Saturday, January 8, 2011

In all things, charity



In essentials, unity. In non-essentials, liberty. In all things, charity. - Attributed to St Augustine.

Something awful happened today.

A politician was shot and people made it political and then they were criticized for being political. We heard she died and were horrified, we heard the reports were wrong and were relieved, then were sad again as the death toll rose to include a child, then relieved again to hear that the shooter was likely not motivated by politics but by mental illness - as if the lunacy of the violent one could undo the reality that was present long before this event: we live in a world that is horribly broken, and it is our own brokenness that makes it so.

I am partisan and constantly wavering between being proud and ashamed of the fact. When I am in a good mood I truly believe that most people want what's best for all people, and we just disagree on how to achieve it. I tend to side with one political party, but I try with all my might to look for the best intentions in the agendas of those with whom I disagree politically. Believe me, this suspension of contentiousness goes against all of my natural inclinations.

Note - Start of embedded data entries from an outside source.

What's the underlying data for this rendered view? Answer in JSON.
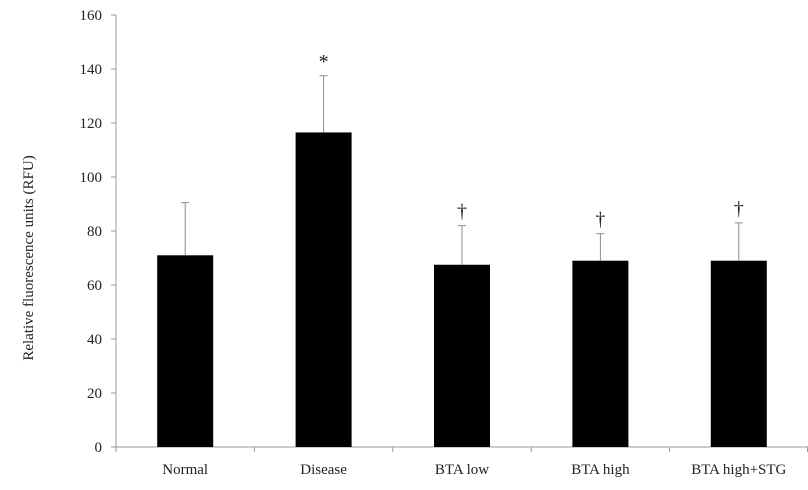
{
  "chart_data": {
    "type": "bar",
    "title": "",
    "xlabel": "",
    "ylabel": "Relative fluorescence units (RFU)",
    "ylim": [
      0,
      160
    ],
    "yticks": [
      0,
      20,
      40,
      60,
      80,
      100,
      120,
      140,
      160
    ],
    "grid": false,
    "legend": "none",
    "categories": [
      "Normal",
      "Disease",
      "BTA low",
      "BTA high",
      "BTA high+STG"
    ],
    "values": [
      71,
      116.5,
      67.5,
      69,
      69
    ],
    "error_upper": [
      90.5,
      137.5,
      82,
      79,
      83
    ],
    "annotations": [
      "",
      "*",
      "†",
      "†",
      "†"
    ],
    "colors": {
      "bar": "#000000",
      "axis": "#999999",
      "error_bar": "#8c8c8c"
    }
  }
}
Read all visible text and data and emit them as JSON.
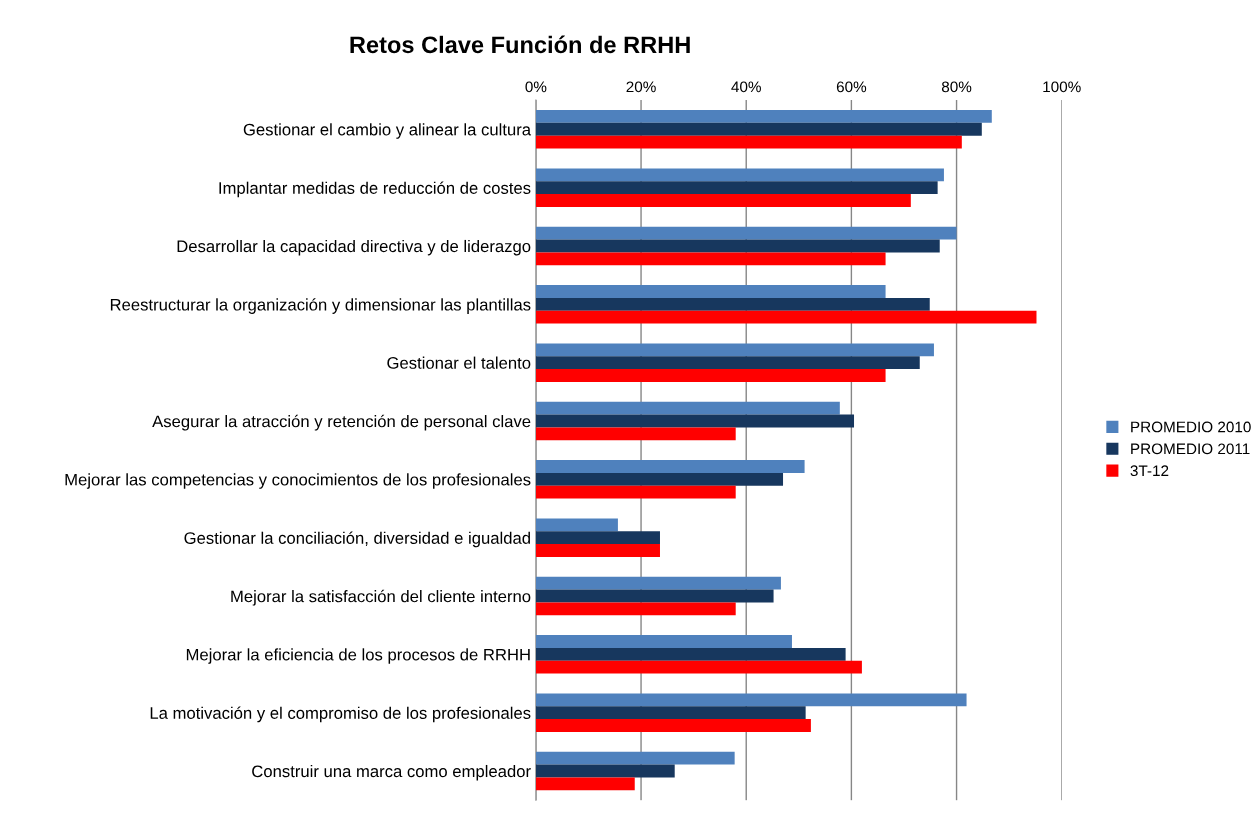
{
  "chart_data": {
    "type": "bar",
    "orientation": "horizontal",
    "title": "Retos Clave Función de RRHH",
    "categories": [
      "Gestionar el cambio y alinear la cultura",
      "Implantar medidas de reducción de costes",
      "Desarrollar la capacidad directiva y de liderazgo",
      "Reestructurar la organización y dimensionar las plantillas",
      "Gestionar el talento",
      "Asegurar la atracción y retención de personal clave",
      "Mejorar las competencias y conocimientos de los profesionales",
      "Gestionar la conciliación, diversidad e igualdad",
      "Mejorar la satisfacción del cliente interno",
      "Mejorar la eficiencia de los procesos de RRHH",
      "La motivación y el compromiso de los profesionales",
      "Construir una marca como empleador"
    ],
    "series": [
      {
        "name": "PROMEDIO 2010",
        "color": "#4f81bd",
        "values": [
          86.7,
          77.6,
          80.0,
          66.5,
          75.7,
          57.8,
          51.1,
          15.6,
          46.6,
          48.7,
          81.9,
          37.8
        ]
      },
      {
        "name": "PROMEDIO 2011",
        "color": "#17375e",
        "values": [
          84.8,
          76.4,
          76.8,
          74.9,
          73.0,
          60.5,
          47.0,
          23.6,
          45.2,
          58.9,
          51.3,
          26.4
        ]
      },
      {
        "name": "3T-12",
        "color": "#ff0000",
        "values": [
          81.0,
          71.3,
          66.5,
          95.2,
          66.5,
          38.0,
          38.0,
          23.6,
          38.0,
          62.0,
          52.3,
          18.8
        ]
      }
    ],
    "xlim": [
      0,
      100
    ],
    "xticks": [
      {
        "value": 0,
        "label": "0%"
      },
      {
        "value": 20,
        "label": "20%"
      },
      {
        "value": 40,
        "label": "40%"
      },
      {
        "value": 60,
        "label": "60%"
      },
      {
        "value": 80,
        "label": "80%"
      },
      {
        "value": 100,
        "label": "100%"
      }
    ],
    "grid": "x",
    "legend": "right"
  }
}
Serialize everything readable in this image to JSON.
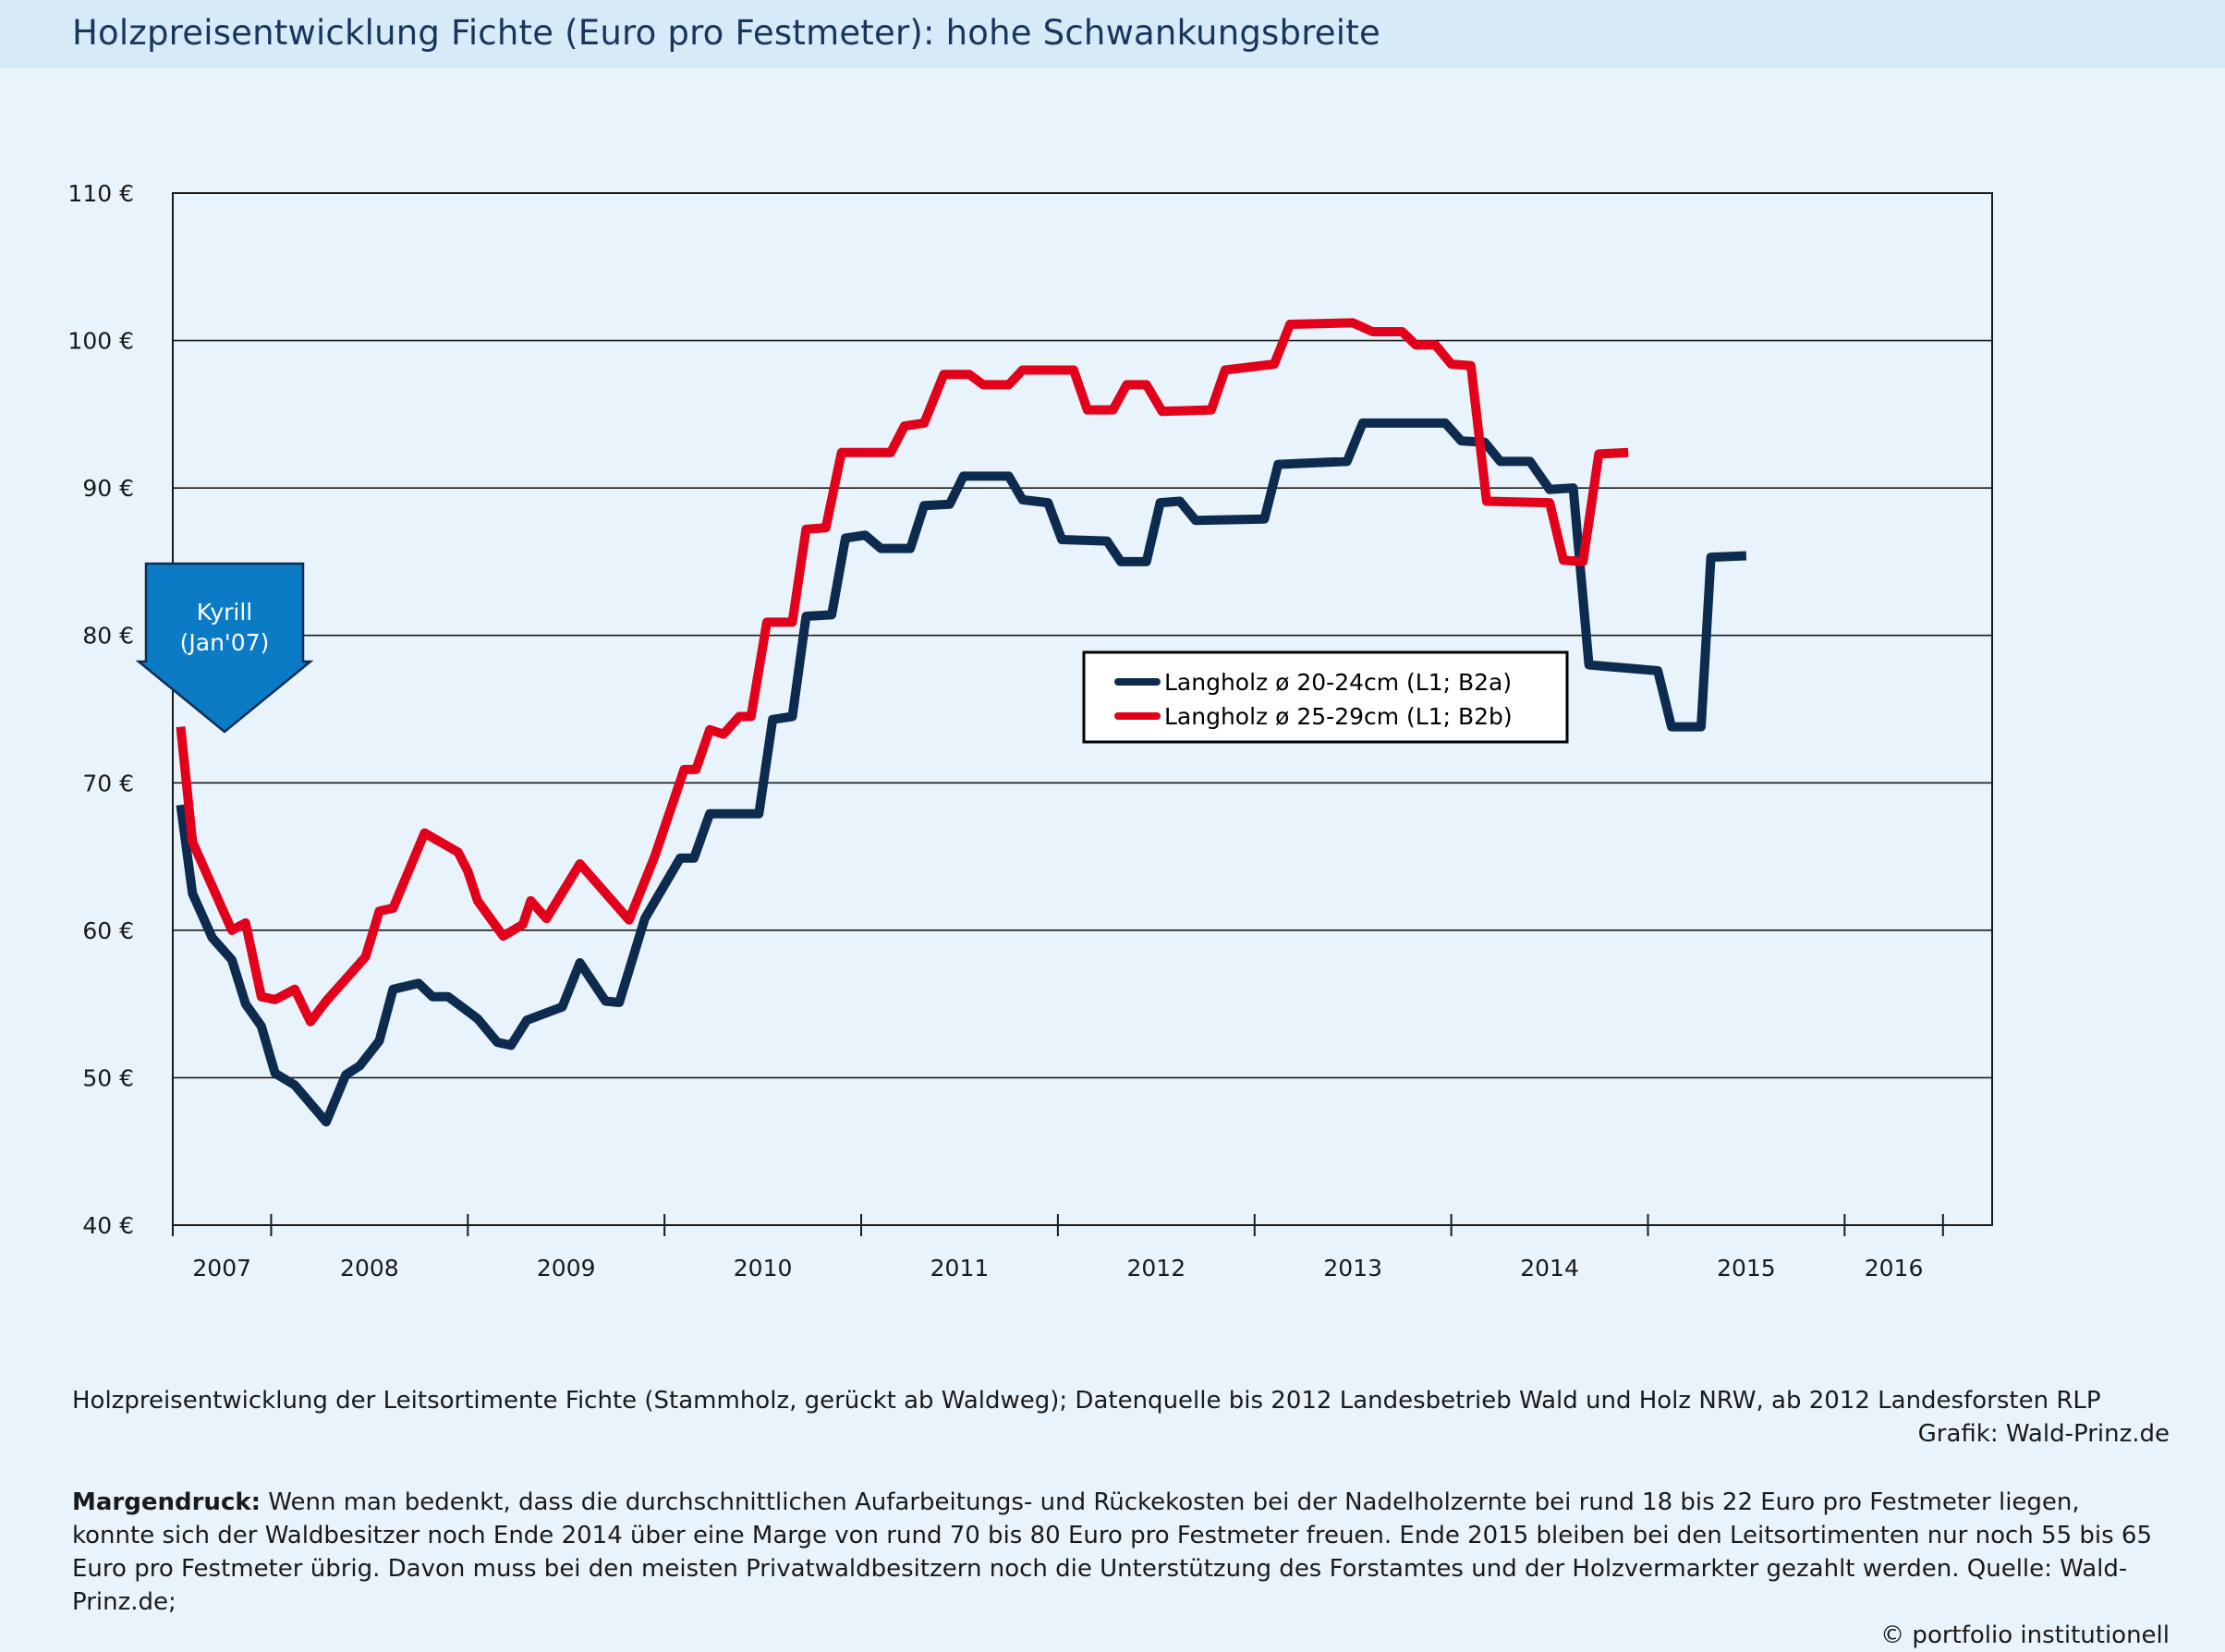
{
  "title": "Holzpreisentwicklung Fichte (Euro pro Festmeter): hohe Schwankungsbreite",
  "annotation": {
    "line1": "Kyrill",
    "line2": "(Jan'07)"
  },
  "caption": {
    "text": "Holzpreisentwicklung der Leitsortimente Fichte (Stammholz, gerückt ab Waldweg); Datenquelle bis 2012 Landesbetrieb Wald und Holz NRW, ab 2012 Landesforsten RLP",
    "credit": "Grafik: Wald-Prinz.de"
  },
  "note": {
    "lead": "Margendruck:",
    "text": " Wenn man bedenkt, dass die durchschnittlichen Aufarbeitungs- und Rückekosten bei der Nadelholzernte bei rund 18 bis 22 Euro pro Festmeter liegen, konnte sich der Waldbesitzer noch Ende 2014 über eine Marge von rund 70 bis 80 Euro pro Festmeter freuen. Ende 2015 bleiben bei den Leitsortimenten nur noch 55 bis 65 Euro pro Festmeter übrig. Davon muss bei den meisten Privatwaldbesitzern noch die Unterstützung des Forstamtes und der Holzvermarkter gezahlt werden.",
    "source": "Quelle: Wald-Prinz.de;",
    "copyright": "© portfolio institutionell"
  },
  "colors": {
    "series1": "#0d2b4e",
    "series2": "#e2001a",
    "annotation": "#0a7bc4",
    "grid": "#1a1a1a"
  },
  "chart_data": {
    "type": "line",
    "title": "Holzpreisentwicklung Fichte (Euro pro Festmeter): hohe Schwankungsbreite",
    "xlabel": "",
    "ylabel": "",
    "ylim": [
      40,
      110
    ],
    "xlim": [
      2007.0,
      2016.25
    ],
    "yticks": [
      40,
      50,
      60,
      70,
      80,
      90,
      100,
      110
    ],
    "ytick_labels": [
      "40 €",
      "50 €",
      "60 €",
      "70 €",
      "80 €",
      "90 €",
      "100 €",
      "110 €"
    ],
    "year_labels": [
      "2007",
      "2008",
      "2009",
      "2010",
      "2011",
      "2012",
      "2013",
      "2014",
      "2015",
      "2016"
    ],
    "grid": "horizontal",
    "legend_position": "center-right",
    "series": [
      {
        "name": "Langholz ø 20-24cm (L1; B2a)",
        "color": "#0d2b4e",
        "points": [
          [
            2007.04,
            68.5
          ],
          [
            2007.1,
            62.5
          ],
          [
            2007.2,
            59.5
          ],
          [
            2007.3,
            58.0
          ],
          [
            2007.37,
            55.0
          ],
          [
            2007.45,
            53.5
          ],
          [
            2007.52,
            50.3
          ],
          [
            2007.62,
            49.5
          ],
          [
            2007.78,
            47.0
          ],
          [
            2007.88,
            50.2
          ],
          [
            2007.95,
            50.8
          ],
          [
            2008.05,
            52.5
          ],
          [
            2008.12,
            56.0
          ],
          [
            2008.25,
            56.4
          ],
          [
            2008.32,
            55.5
          ],
          [
            2008.4,
            55.5
          ],
          [
            2008.55,
            54.0
          ],
          [
            2008.65,
            52.4
          ],
          [
            2008.72,
            52.2
          ],
          [
            2008.8,
            53.9
          ],
          [
            2008.92,
            54.5
          ],
          [
            2008.98,
            54.8
          ],
          [
            2009.07,
            57.8
          ],
          [
            2009.2,
            55.2
          ],
          [
            2009.27,
            55.1
          ],
          [
            2009.4,
            60.8
          ],
          [
            2009.58,
            64.9
          ],
          [
            2009.65,
            64.9
          ],
          [
            2009.73,
            67.9
          ],
          [
            2009.98,
            67.9
          ],
          [
            2010.05,
            74.3
          ],
          [
            2010.15,
            74.5
          ],
          [
            2010.22,
            81.3
          ],
          [
            2010.35,
            81.4
          ],
          [
            2010.42,
            86.6
          ],
          [
            2010.52,
            86.8
          ],
          [
            2010.6,
            85.9
          ],
          [
            2010.75,
            85.9
          ],
          [
            2010.82,
            88.8
          ],
          [
            2010.95,
            88.9
          ],
          [
            2011.02,
            90.8
          ],
          [
            2011.25,
            90.8
          ],
          [
            2011.32,
            89.2
          ],
          [
            2011.45,
            89.0
          ],
          [
            2011.52,
            86.5
          ],
          [
            2011.75,
            86.4
          ],
          [
            2011.82,
            85.0
          ],
          [
            2011.95,
            85.0
          ],
          [
            2012.02,
            89.0
          ],
          [
            2012.12,
            89.1
          ],
          [
            2012.2,
            87.8
          ],
          [
            2012.55,
            87.9
          ],
          [
            2012.62,
            91.6
          ],
          [
            2012.97,
            91.8
          ],
          [
            2013.05,
            94.4
          ],
          [
            2013.47,
            94.4
          ],
          [
            2013.55,
            93.2
          ],
          [
            2013.67,
            93.1
          ],
          [
            2013.75,
            91.8
          ],
          [
            2013.9,
            91.8
          ],
          [
            2014.0,
            89.9
          ],
          [
            2014.12,
            90.0
          ],
          [
            2014.2,
            78.0
          ],
          [
            2014.55,
            77.6
          ],
          [
            2014.62,
            73.8
          ],
          [
            2014.77,
            73.8
          ],
          [
            2014.82,
            85.3
          ],
          [
            2015.0,
            85.4
          ]
        ]
      },
      {
        "name": "Langholz ø 25-29cm (L1; B2b)",
        "color": "#e2001a",
        "points": [
          [
            2007.04,
            73.8
          ],
          [
            2007.1,
            66.0
          ],
          [
            2007.2,
            63.0
          ],
          [
            2007.3,
            60.0
          ],
          [
            2007.37,
            60.5
          ],
          [
            2007.45,
            55.5
          ],
          [
            2007.52,
            55.3
          ],
          [
            2007.62,
            56.0
          ],
          [
            2007.7,
            53.8
          ],
          [
            2007.78,
            55.2
          ],
          [
            2007.9,
            57.0
          ],
          [
            2007.98,
            58.2
          ],
          [
            2008.05,
            61.3
          ],
          [
            2008.12,
            61.5
          ],
          [
            2008.28,
            66.6
          ],
          [
            2008.45,
            65.3
          ],
          [
            2008.5,
            64.0
          ],
          [
            2008.55,
            62.0
          ],
          [
            2008.68,
            59.6
          ],
          [
            2008.78,
            60.4
          ],
          [
            2008.82,
            62.0
          ],
          [
            2008.9,
            60.8
          ],
          [
            2009.07,
            64.5
          ],
          [
            2009.32,
            60.7
          ],
          [
            2009.45,
            65.0
          ],
          [
            2009.6,
            70.9
          ],
          [
            2009.66,
            70.9
          ],
          [
            2009.73,
            73.6
          ],
          [
            2009.8,
            73.3
          ],
          [
            2009.88,
            74.5
          ],
          [
            2009.94,
            74.5
          ],
          [
            2010.02,
            80.9
          ],
          [
            2010.15,
            80.9
          ],
          [
            2010.22,
            87.2
          ],
          [
            2010.32,
            87.3
          ],
          [
            2010.4,
            92.4
          ],
          [
            2010.65,
            92.4
          ],
          [
            2010.72,
            94.2
          ],
          [
            2010.82,
            94.4
          ],
          [
            2010.92,
            97.7
          ],
          [
            2011.05,
            97.7
          ],
          [
            2011.12,
            97.0
          ],
          [
            2011.25,
            97.0
          ],
          [
            2011.32,
            98.0
          ],
          [
            2011.58,
            98.0
          ],
          [
            2011.65,
            95.3
          ],
          [
            2011.78,
            95.3
          ],
          [
            2011.85,
            97.0
          ],
          [
            2011.95,
            97.0
          ],
          [
            2012.03,
            95.2
          ],
          [
            2012.28,
            95.3
          ],
          [
            2012.35,
            98.0
          ],
          [
            2012.6,
            98.4
          ],
          [
            2012.68,
            101.1
          ],
          [
            2013.0,
            101.2
          ],
          [
            2013.1,
            100.6
          ],
          [
            2013.25,
            100.6
          ],
          [
            2013.32,
            99.7
          ],
          [
            2013.42,
            99.7
          ],
          [
            2013.5,
            98.4
          ],
          [
            2013.6,
            98.3
          ],
          [
            2013.68,
            89.1
          ],
          [
            2014.0,
            89.0
          ],
          [
            2014.07,
            85.1
          ],
          [
            2014.17,
            85.0
          ],
          [
            2014.25,
            92.3
          ],
          [
            2014.4,
            92.4
          ]
        ]
      }
    ],
    "annotations": [
      {
        "text": "Kyrill (Jan'07)",
        "x": 2007.04
      }
    ]
  }
}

It is hard for me, but I do my best, which leaves me frustrated with those who won't at least try to be charitable in their discourse. Politicians get elected by fearmongering and mudslinging, playing to the worst parts of our nature. Our society and our government become about a Them - sometimes nameless, sometimes those who voted the "wrong" way, or "activist" judges, or "Kenyan" presidents - anyone who is out to get us. We should hate Them, defend ourselves from Them, target Them, maybe even destroy Them.

Coming under fire today (pun intended) was Sarah Palin. I try not to comment much on Sarah Palin, for a number of reasons. First, I honestly don't know where my general distaste for the far right ends and a legitimate critique of her begins. Also, I am sensitive to how rare her aggressiveness is in a female public figure, and I don't want to come down hard on someone with whom I disagree when she is demonstrating a brashness that I adopt myself. It was reading some excerpts from her recent book that convinced me of a mean-spiritedness in her public persona that is offensive and unhelpful.

We use politics as an excuse to be mean-spirited, and that us-vs-them lack of charity bleeds into our other interactions as well. That mindset in Christian circles will be the subject of another post. And while I don't expect politics to follow the same rules as faith, it would be nice if the ubiquitous lip-service paid to Christianity manifested in something other than a further widening of the imagined chasm between us and them.

1 comment:

  1. Brava! I appreciate this post very much. I will say that we don't really know the role that politics played--certainly a distortion occurred due to his clear mental illness. The story doesn't stop with him though. There was a person who posted the now famous "target" list on Sarah Palin's Facebook page with Rep. Giffords' name crossed out. Political rhetoric isn't filtered only to the sane, unfortunately, and I think we need to have an increased consciousness of the impact words can have--especially in our broken world. To be clear, I do not hold Sarah Palin responsible, but instead the callousness and vitriol that has taken over political discourse at large.